Keputusan korporasi ini diambil setelah mendapatkan persetujuan dalam Rapat Umum Pemegang Saham Luar Biasa (RUPSLB) yang telah diselenggarakan pada tanggal 26 Juni 2024. Informasi ini juga telah disampaikan melalui keterbukaan informasi perusahaan sebelumnya.

Melalui aksi korporasi ini, PANI berencana untuk menerbitkan sebanyak 72,48 juta saham baru dengan nilai nominal Rp100 per lembar saham.

Dengan harga pelaksanaan yang telah ditetapkan, perseroan berpotensi menghimpun dana segar yang signifikan, diperkirakan mencapai sekitar Rp498,28 miliar. Dana ini sangat krusial untuk mendukung pertumbuhan bisnis perusahaan ke depan.

Dana hasil private placement tersebut secara spesifik akan dialokasikan untuk menunjang kelangsungan operasional serta mendukung pengembangan bisnis dua entitas anak perusahaan. Dua anak usaha yang menjadi fokus utama investasi ini adalah PT Panorama Eka Tunggal dan PT Karunia Utama Selaras.

Seluruh saham baru yang akan diterbitkan dalam rangka PMTHMETD IV ini telah dipastikan akan diserap oleh investor nonafiliasi. Dua pihak yang akan menjadi pemegang saham baru adalah PT Victoria Jaya Abadi dan Providentia Wealth Management Ltd.

Dalam pelaksanaan penerbitan saham ini, PANI menetapkan harga pelaksanaan sebesar Rp6.875 per saham. Harga tersebut telah memenuhi regulasi Bursa Efek Indonesia yang mensyaratkan harga minimal 90% dari rata-rata harga penutupan saham selama 25 hari bursa berturut-turut sebelum pengajuan pelaksanaan private placement.

Aksi korporasi ini juga akan berdampak pada peningkatan jumlah saham yang ditempatkan dan disetor penuh oleh perseroan. Jumlahnya akan bertambah dari semula 18,117 miliar saham menjadi 18,189 miliar saham.

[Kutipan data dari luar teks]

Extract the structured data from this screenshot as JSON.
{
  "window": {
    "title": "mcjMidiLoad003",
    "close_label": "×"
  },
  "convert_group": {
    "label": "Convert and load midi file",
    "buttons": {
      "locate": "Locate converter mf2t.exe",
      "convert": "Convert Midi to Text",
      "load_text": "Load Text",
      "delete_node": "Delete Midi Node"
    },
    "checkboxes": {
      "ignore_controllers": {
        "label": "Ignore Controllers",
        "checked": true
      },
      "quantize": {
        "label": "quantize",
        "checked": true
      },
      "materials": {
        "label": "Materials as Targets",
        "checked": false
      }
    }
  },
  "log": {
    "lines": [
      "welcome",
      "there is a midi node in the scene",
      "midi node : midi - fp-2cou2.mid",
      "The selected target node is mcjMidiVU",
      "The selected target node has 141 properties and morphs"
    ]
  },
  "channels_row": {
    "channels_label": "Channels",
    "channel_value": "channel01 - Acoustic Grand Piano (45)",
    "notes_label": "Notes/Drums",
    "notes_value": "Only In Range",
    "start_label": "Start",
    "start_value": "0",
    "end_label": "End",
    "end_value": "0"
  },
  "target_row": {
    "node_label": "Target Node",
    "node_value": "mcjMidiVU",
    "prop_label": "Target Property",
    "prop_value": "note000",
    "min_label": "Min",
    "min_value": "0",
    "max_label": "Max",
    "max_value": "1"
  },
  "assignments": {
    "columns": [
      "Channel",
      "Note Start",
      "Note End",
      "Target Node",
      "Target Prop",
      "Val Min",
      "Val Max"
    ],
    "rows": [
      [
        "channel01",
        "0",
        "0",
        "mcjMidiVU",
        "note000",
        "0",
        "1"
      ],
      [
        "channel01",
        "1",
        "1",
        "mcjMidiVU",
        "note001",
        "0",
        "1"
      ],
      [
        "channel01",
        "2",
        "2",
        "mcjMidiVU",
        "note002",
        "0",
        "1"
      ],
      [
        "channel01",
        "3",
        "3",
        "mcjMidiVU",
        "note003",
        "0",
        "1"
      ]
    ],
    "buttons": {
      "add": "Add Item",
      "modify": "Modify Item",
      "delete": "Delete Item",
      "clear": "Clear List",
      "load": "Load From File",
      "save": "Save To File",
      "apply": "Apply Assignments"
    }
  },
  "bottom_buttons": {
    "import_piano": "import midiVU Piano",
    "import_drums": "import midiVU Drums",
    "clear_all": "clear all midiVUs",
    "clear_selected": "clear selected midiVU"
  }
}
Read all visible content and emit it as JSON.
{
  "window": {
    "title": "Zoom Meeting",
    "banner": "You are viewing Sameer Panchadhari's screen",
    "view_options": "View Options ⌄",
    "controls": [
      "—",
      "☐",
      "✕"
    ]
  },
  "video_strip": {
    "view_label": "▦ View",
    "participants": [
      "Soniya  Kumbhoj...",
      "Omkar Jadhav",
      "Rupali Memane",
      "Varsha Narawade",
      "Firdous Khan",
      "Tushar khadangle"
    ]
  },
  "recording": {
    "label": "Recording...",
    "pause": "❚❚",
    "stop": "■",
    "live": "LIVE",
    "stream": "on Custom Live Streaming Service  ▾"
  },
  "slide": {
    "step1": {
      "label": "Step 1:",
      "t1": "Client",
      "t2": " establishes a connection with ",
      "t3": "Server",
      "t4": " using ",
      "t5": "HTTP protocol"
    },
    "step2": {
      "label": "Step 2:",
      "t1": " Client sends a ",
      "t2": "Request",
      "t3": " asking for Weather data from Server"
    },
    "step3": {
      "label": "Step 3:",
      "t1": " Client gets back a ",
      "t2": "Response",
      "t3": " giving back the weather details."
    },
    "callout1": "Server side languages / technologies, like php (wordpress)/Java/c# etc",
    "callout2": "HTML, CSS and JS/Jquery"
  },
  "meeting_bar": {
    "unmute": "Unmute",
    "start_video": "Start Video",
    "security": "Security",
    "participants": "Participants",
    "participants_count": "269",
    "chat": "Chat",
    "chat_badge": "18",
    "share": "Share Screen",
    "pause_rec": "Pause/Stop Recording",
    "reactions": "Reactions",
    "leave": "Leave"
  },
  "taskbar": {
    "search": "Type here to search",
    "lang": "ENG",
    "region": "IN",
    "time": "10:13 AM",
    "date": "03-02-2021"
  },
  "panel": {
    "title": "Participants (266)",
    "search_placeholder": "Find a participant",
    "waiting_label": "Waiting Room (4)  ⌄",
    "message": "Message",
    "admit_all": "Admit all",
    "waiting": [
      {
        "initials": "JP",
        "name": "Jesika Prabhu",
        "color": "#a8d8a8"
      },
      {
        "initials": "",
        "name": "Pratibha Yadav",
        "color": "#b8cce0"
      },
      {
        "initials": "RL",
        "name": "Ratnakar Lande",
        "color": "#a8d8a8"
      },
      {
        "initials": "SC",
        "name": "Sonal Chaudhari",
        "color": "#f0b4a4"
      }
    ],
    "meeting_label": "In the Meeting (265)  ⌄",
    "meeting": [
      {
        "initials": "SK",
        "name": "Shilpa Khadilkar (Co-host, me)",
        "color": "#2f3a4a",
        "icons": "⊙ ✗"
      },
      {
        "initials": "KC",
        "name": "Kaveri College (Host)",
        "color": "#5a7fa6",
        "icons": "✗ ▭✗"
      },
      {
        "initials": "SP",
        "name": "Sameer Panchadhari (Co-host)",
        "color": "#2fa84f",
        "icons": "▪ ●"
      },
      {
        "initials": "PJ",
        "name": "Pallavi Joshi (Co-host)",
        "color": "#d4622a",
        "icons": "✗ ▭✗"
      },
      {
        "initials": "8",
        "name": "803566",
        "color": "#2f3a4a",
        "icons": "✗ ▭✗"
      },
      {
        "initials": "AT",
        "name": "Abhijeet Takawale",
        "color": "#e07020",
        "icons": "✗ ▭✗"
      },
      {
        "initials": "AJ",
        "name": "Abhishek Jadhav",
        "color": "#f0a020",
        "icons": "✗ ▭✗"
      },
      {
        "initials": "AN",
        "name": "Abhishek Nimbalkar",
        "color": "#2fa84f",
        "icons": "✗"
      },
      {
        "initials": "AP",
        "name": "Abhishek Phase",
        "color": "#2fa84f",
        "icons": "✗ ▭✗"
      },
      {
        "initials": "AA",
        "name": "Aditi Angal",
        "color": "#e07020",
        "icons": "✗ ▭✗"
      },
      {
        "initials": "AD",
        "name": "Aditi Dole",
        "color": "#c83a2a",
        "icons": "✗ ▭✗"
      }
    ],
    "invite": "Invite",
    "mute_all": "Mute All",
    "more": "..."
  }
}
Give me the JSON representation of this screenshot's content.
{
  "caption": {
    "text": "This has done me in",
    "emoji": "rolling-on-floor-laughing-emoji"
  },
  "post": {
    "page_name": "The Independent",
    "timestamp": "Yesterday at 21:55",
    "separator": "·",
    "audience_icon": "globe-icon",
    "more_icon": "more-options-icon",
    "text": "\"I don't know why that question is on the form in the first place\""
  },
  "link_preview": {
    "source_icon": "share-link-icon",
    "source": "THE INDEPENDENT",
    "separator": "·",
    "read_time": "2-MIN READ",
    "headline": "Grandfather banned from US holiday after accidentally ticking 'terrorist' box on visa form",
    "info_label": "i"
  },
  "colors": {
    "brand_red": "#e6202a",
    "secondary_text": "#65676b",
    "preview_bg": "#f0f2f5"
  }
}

"Melalui aksi korporasi ini, perseroan akan memperkuat posisi keuangan sekaligus menunjang kelangsungan operasional dan pengembangan bisnis dua entitas anak, yakni PT Panorama Eka Tunggal dan PT Karunia Utama Selaras," seperti yang disampaikan dalam keterangan resmi perusahaan.